Un bon roman, où le désir et l’amour sont centraux et magnifiés par l’écriture. Alors que je pensais que l’intrigue tiendrait surtout du cliché avec une histoire d’adultère, l’autrice a su capter mon attention jusqu’à la fin. J’ai dévoré la 2e partie du roman. Les personnages un peu compliqués et attachants m’ont plu. J’ai trouvé les dialogues un peu pesants à la longue toutefois. Une bonne lecture.
J'ai trouvé la 1ere partie plutôt redondante concernant l'histoire entre François et Anne, mais j'ai adoré la 2e partie, que j'ai dévorée en 2 jours seulement (vs 2-3 semaines pour la 1ere). La 2e partie, plutôt centrée sur les tourments d'Elizabeth, est bien ficelée.
Déçue.
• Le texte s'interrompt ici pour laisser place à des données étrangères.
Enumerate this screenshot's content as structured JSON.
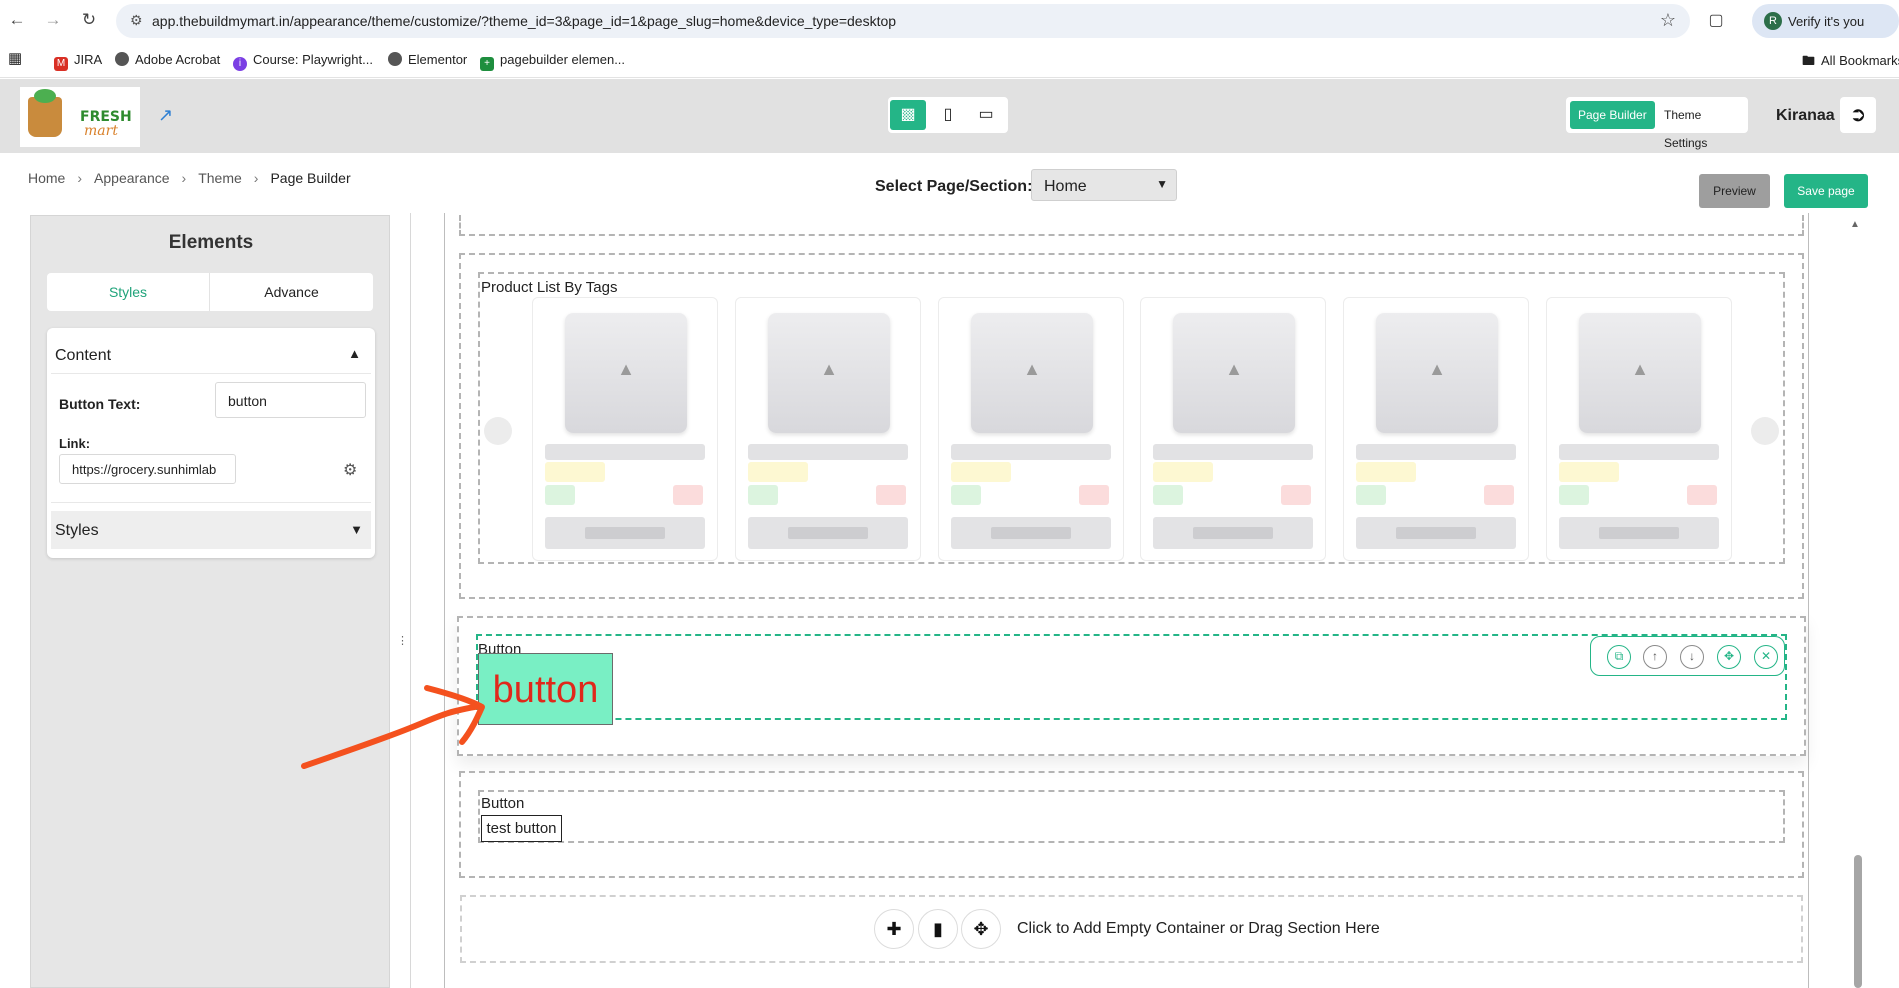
{
  "browser": {
    "url": "app.thebuildmymart.in/appearance/theme/customize/?theme_id=3&page_id=1&page_slug=home&device_type=desktop",
    "profile_label": "Verify it's you",
    "profile_initial": "R"
  },
  "bookmarks": [
    {
      "label": "JIRA",
      "color": "#d93025"
    },
    {
      "label": "Adobe Acrobat",
      "color": "#555555"
    },
    {
      "label": "Course: Playwright...",
      "color": "#7b3fe4"
    },
    {
      "label": "Elementor",
      "color": "#555555"
    },
    {
      "label": "pagebuilder elemen...",
      "color": "#1e8e3e"
    }
  ],
  "bookmarks_right": "All Bookmarks",
  "header": {
    "logo_fresh": "FRESH",
    "logo_mart": "mart",
    "page_builder_label": "Page Builder",
    "theme_settings_label": "Theme Settings",
    "store_name": "Kiranaa"
  },
  "breadcrumb": [
    "Home",
    "Appearance",
    "Theme",
    "Page Builder"
  ],
  "page_select": {
    "label": "Select Page/Section:",
    "value": "Home"
  },
  "actions": {
    "preview": "Preview",
    "save": "Save page"
  },
  "left_panel": {
    "title": "Elements",
    "tabs": [
      "Styles",
      "Advance"
    ],
    "content_heading": "Content",
    "button_text_label": "Button Text:",
    "button_text_value": "button",
    "link_label": "Link:",
    "link_value": "https://grocery.sunhimlab",
    "styles_heading": "Styles"
  },
  "canvas": {
    "product_section_label": "Product List By Tags",
    "product_card_count": 6,
    "selected_section_label": "Button",
    "selected_button_text": "button",
    "second_section_label": "Button",
    "second_button_text": "test button",
    "add_container_text": "Click to Add Empty Container or Drag Section Here"
  },
  "colors": {
    "accent": "#24b587",
    "selected_button_bg": "#79efc4",
    "selected_button_text": "#e0281b",
    "annotation_arrow": "#f4511e"
  }
}
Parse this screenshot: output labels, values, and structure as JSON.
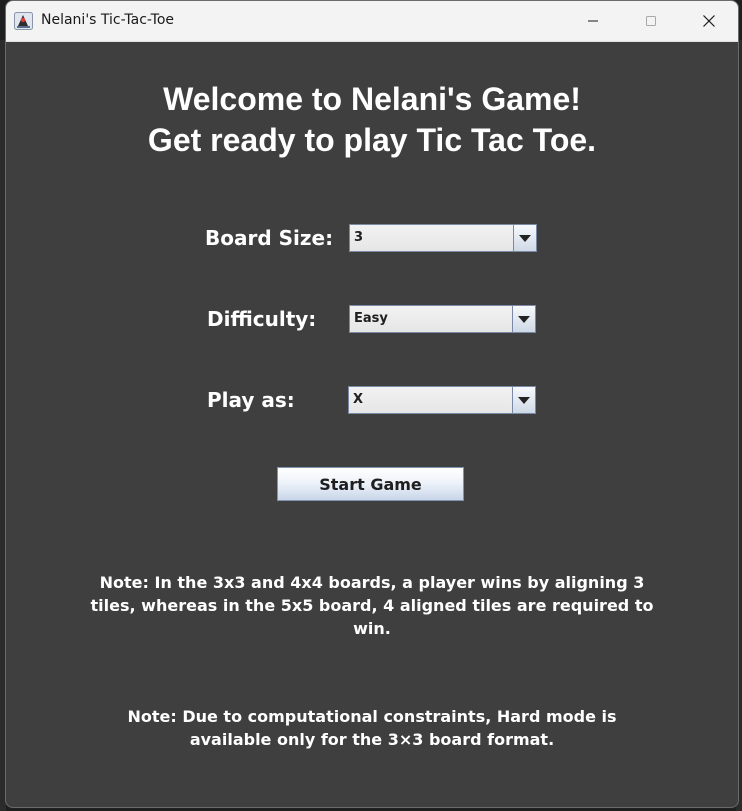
{
  "window": {
    "title": "Nelani's Tic-Tac-Toe",
    "app_icon": "java-duke-icon",
    "controls": [
      "minimize-icon",
      "maximize-icon",
      "close-icon"
    ]
  },
  "header": {
    "line1": "Welcome to Nelani's Game!",
    "line2": "Get ready to play Tic Tac Toe."
  },
  "form": {
    "board_size": {
      "label": "Board Size:",
      "value": "3"
    },
    "difficulty": {
      "label": "Difficulty:",
      "value": "Easy"
    },
    "play_as": {
      "label": "Play as:",
      "value": "X"
    }
  },
  "start_button": {
    "label": "Start Game"
  },
  "notes": {
    "note1": "Note: In the 3x3 and 4x4 boards, a player wins by aligning 3 tiles, whereas in the 5x5 board, 4 aligned tiles are required to win.",
    "note2": "Note: Due to computational constraints, Hard mode is available only for the 3×3 board format."
  },
  "colors": {
    "window_bg": "#3f3f3f",
    "titlebar_bg": "#f3f3f3",
    "text": "#ffffff",
    "button_border": "#8093b0"
  }
}
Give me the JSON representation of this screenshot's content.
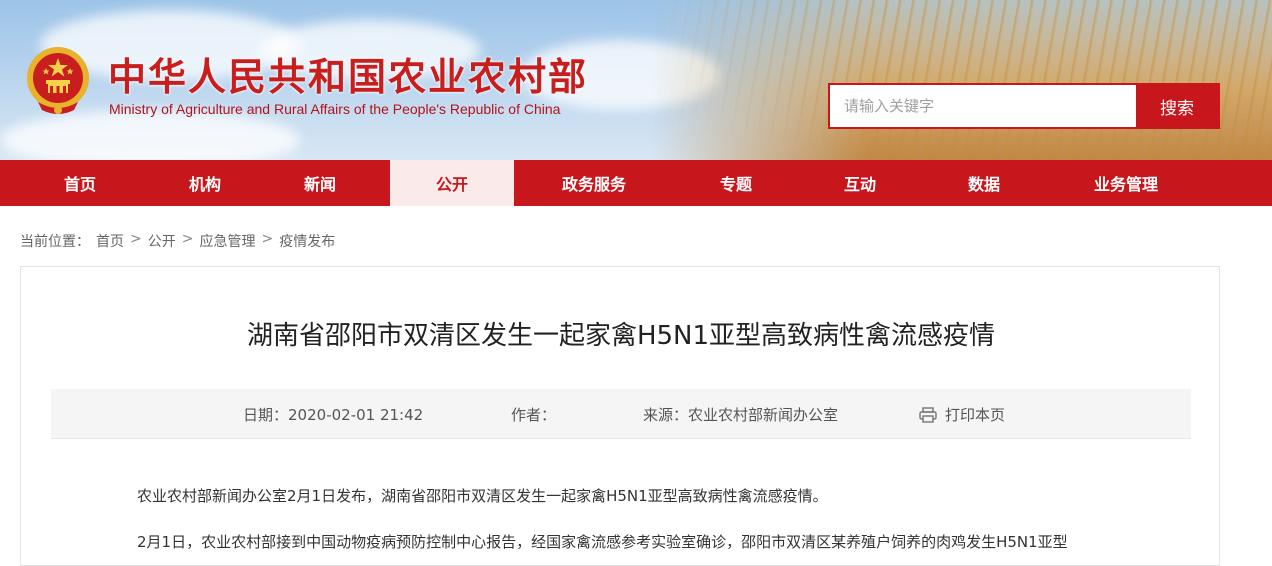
{
  "header": {
    "title": "中华人民共和国农业农村部",
    "subtitle": "Ministry of Agriculture and Rural Affairs of the People's Republic of China",
    "emblem_icon": "national-emblem-icon"
  },
  "search": {
    "placeholder": "请输入关键字",
    "button_label": "搜索"
  },
  "nav": {
    "items": [
      {
        "label": "首页"
      },
      {
        "label": "机构"
      },
      {
        "label": "新闻"
      },
      {
        "label": "公开"
      },
      {
        "label": "政务服务"
      },
      {
        "label": "专题"
      },
      {
        "label": "互动"
      },
      {
        "label": "数据"
      },
      {
        "label": "业务管理"
      }
    ],
    "active_index": 3
  },
  "breadcrumb": {
    "prefix": "当前位置：",
    "items": [
      "首页",
      "公开",
      "应急管理",
      "疫情发布"
    ],
    "separator": ">"
  },
  "article": {
    "title": "湖南省邵阳市双清区发生一起家禽H5N1亚型高致病性禽流感疫情",
    "meta": {
      "date_label": "日期：",
      "date_value": "2020-02-01 21:42",
      "author_label": "作者：",
      "author_value": "",
      "source_label": "来源：",
      "source_value": "农业农村部新闻办公室",
      "print_label": "打印本页",
      "print_icon": "printer-icon"
    },
    "paragraphs": [
      "农业农村部新闻办公室2月1日发布，湖南省邵阳市双清区发生一起家禽H5N1亚型高致病性禽流感疫情。",
      "2月1日，农业农村部接到中国动物疫病预防控制中心报告，经国家禽流感参考实验室确诊，邵阳市双清区某养殖户饲养的肉鸡发生H5N1亚型"
    ]
  },
  "colors": {
    "brand_red": "#c8161d",
    "nav_active_bg": "#fbeaea",
    "meta_bg": "#f5f5f5"
  }
}
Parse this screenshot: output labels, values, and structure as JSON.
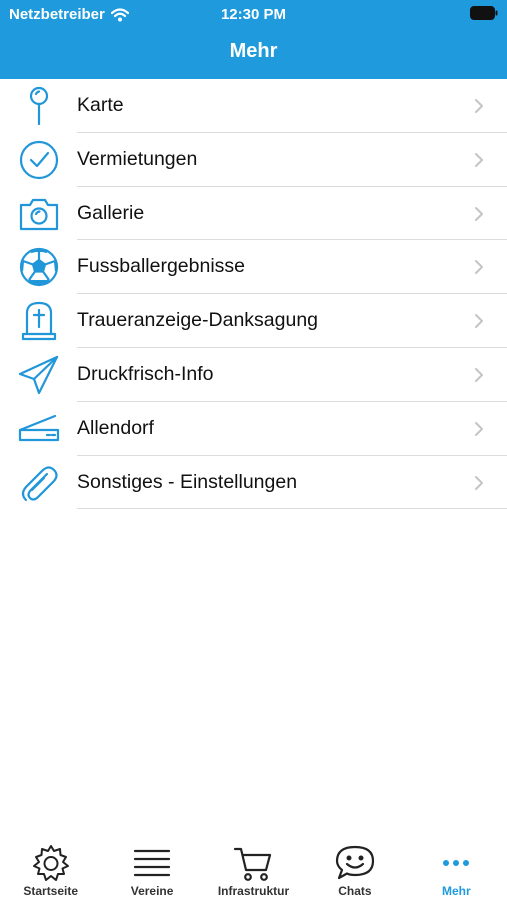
{
  "status_bar": {
    "carrier": "Netzbetreiber",
    "time": "12:30 PM"
  },
  "nav": {
    "title": "Mehr"
  },
  "menu": {
    "items": [
      {
        "label": "Karte",
        "icon": "map-pin-icon"
      },
      {
        "label": "Vermietungen",
        "icon": "checkmark-circle-icon"
      },
      {
        "label": "Gallerie",
        "icon": "camera-icon"
      },
      {
        "label": "Fussballergebnisse",
        "icon": "soccer-ball-icon"
      },
      {
        "label": "Traueranzeige-Danksagung",
        "icon": "gravestone-icon"
      },
      {
        "label": "Druckfrisch-Info",
        "icon": "paper-plane-icon"
      },
      {
        "label": "Allendorf",
        "icon": "scanner-icon"
      },
      {
        "label": "Sonstiges - Einstellungen",
        "icon": "paperclip-icon"
      }
    ]
  },
  "tabbar": {
    "tabs": [
      {
        "label": "Startseite",
        "icon": "gear-icon"
      },
      {
        "label": "Vereine",
        "icon": "list-icon"
      },
      {
        "label": "Infrastruktur",
        "icon": "cart-icon"
      },
      {
        "label": "Chats",
        "icon": "chat-bubble-icon"
      },
      {
        "label": "Mehr",
        "icon": "more-dots-icon",
        "active": true
      }
    ]
  },
  "colors": {
    "accent": "#1f9bdd",
    "icon_blue": "#2196d9",
    "separator": "#dcdcdc",
    "chevron": "#c4c4c7"
  }
}
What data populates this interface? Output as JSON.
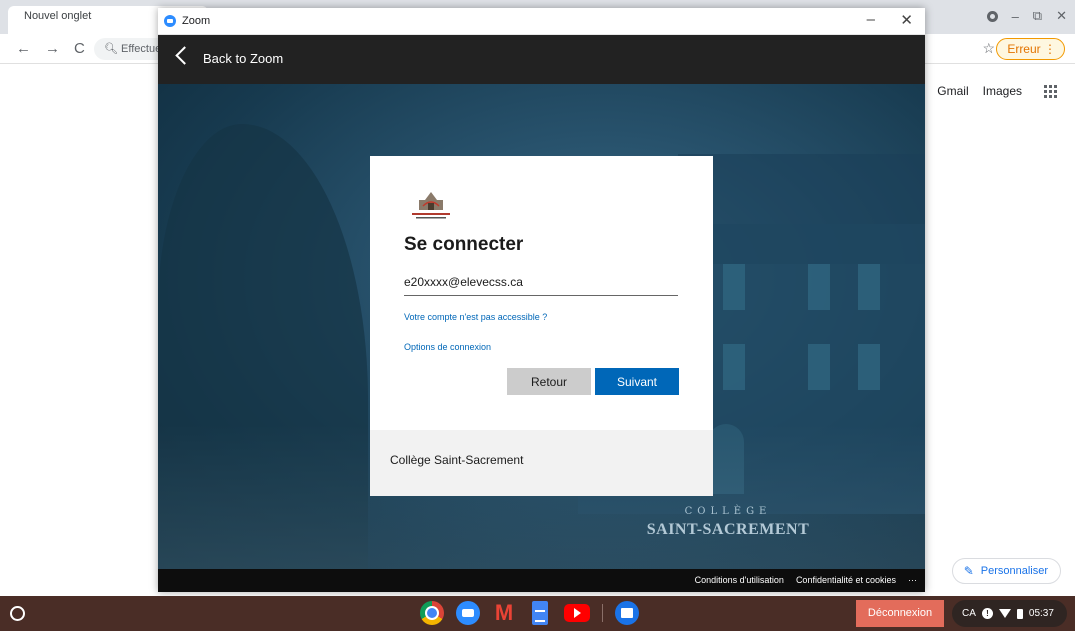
{
  "browser": {
    "tab_title": "Nouvel onglet",
    "omnibox_placeholder": "Effectue",
    "error_button": "Erreur",
    "links": {
      "gmail": "Gmail",
      "images": "Images"
    },
    "customize": "Personnaliser"
  },
  "zoom_window": {
    "title": "Zoom",
    "back_label": "Back to Zoom",
    "footer_terms": "Conditions d'utilisation",
    "footer_privacy": "Confidentialité et cookies",
    "footer_more": "···",
    "watermark_line1": "COLLÈGE",
    "watermark_line2": "SAINT-SACREMENT"
  },
  "signin": {
    "heading": "Se connecter",
    "email_value": "e20xxxx@elevecss.ca",
    "link_inaccessible": "Votre compte n'est pas accessible ?",
    "link_options": "Options de connexion",
    "back_button": "Retour",
    "next_button": "Suivant",
    "org_name": "Collège Saint-Sacrement"
  },
  "shelf": {
    "signout_label": "Déconnexion",
    "tray_lang": "CA",
    "tray_time": "05:37",
    "apps": [
      "chrome-icon",
      "zoom-icon",
      "gmail-icon",
      "docs-icon",
      "youtube-icon",
      "files-icon"
    ]
  },
  "colors": {
    "accent_blue": "#0067b8",
    "signout_red": "#e36c5b",
    "shelf_bg": "#4a2d26",
    "erreur_orange": "#e37400"
  }
}
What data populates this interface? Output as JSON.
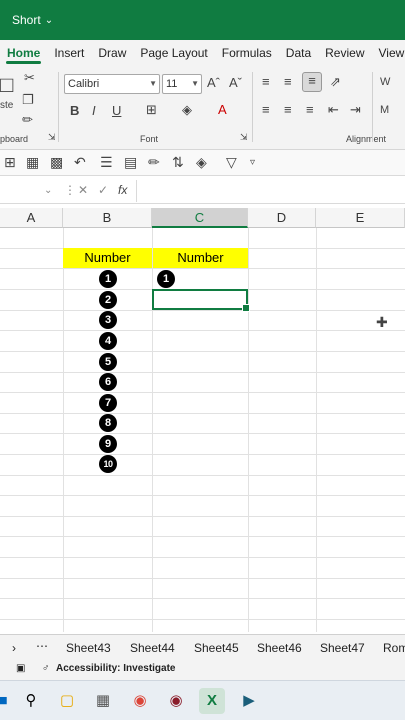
{
  "titlebar": {
    "title": "Short",
    "chevron": "chevron-down-icon"
  },
  "ribbon_tabs": [
    "Home",
    "Insert",
    "Draw",
    "Page Layout",
    "Formulas",
    "Data",
    "Review",
    "View"
  ],
  "active_tab": "Home",
  "ribbon": {
    "paste_label": "ste",
    "clipboard_label": "pboard",
    "font_name": "Calibri",
    "font_size": "11",
    "font_group_label": "Font",
    "alignment_group_label": "Alignment",
    "bold": "B",
    "italic": "I",
    "underline": "U",
    "wrap_label": "W",
    "merge_label": "M"
  },
  "formula_bar": {
    "fx": "fx",
    "value": ""
  },
  "columns": [
    "A",
    "B",
    "C",
    "D",
    "E"
  ],
  "selected_column": "C",
  "sheet": {
    "header_b": "Number",
    "header_c": "Number",
    "column_b_values": [
      "1",
      "2",
      "3",
      "4",
      "5",
      "6",
      "7",
      "8",
      "9",
      "10"
    ],
    "column_c_values": [
      "1"
    ]
  },
  "sheet_tabs": [
    "Sheet43",
    "Sheet44",
    "Sheet45",
    "Sheet46",
    "Sheet47",
    "Rom"
  ],
  "status": {
    "accessibility": "Accessibility: Investigate"
  },
  "colors": {
    "accent": "#107c41",
    "highlight": "#ffff00"
  }
}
Longueurs, redondance, j'avais l'impression que ça ne menait à rien. J'ai failli décrocher en première partie. Ça a fini par débloquer; c'est un récit correct, bien écrit, mais ce n'était définitivement pas un "page turner" pour moi.
J'ai eu du mal à me mettre dans l'histoire et à m'attacher aux personnages, au début. Puis finalement, on se prend au jeu, et on va jusqu'au bout avec plaisir.
C'est une histoire poignante à propos de l'amour. L'amour qui tue et l'amour qui fait vivre. Avec des moments surprenants et pensés, ce livre est unique. On retrouve la belle profondeur de Marie Laberge qui réussi à rendre vivant des émotions jusqu'à maintenant jamais sentis. J'ai adoré !
J'ai pleuré, rie, pleuré, rie...ce livre a complètement bouleversé mon âme. Je le conseille à quiquoncque en quête de spiritualité dans ses relations interpersonelles. Tous les personnages m'ont fait vivre une émotion qui m'a appris sur l'amour et le pourquoi du comment aimer.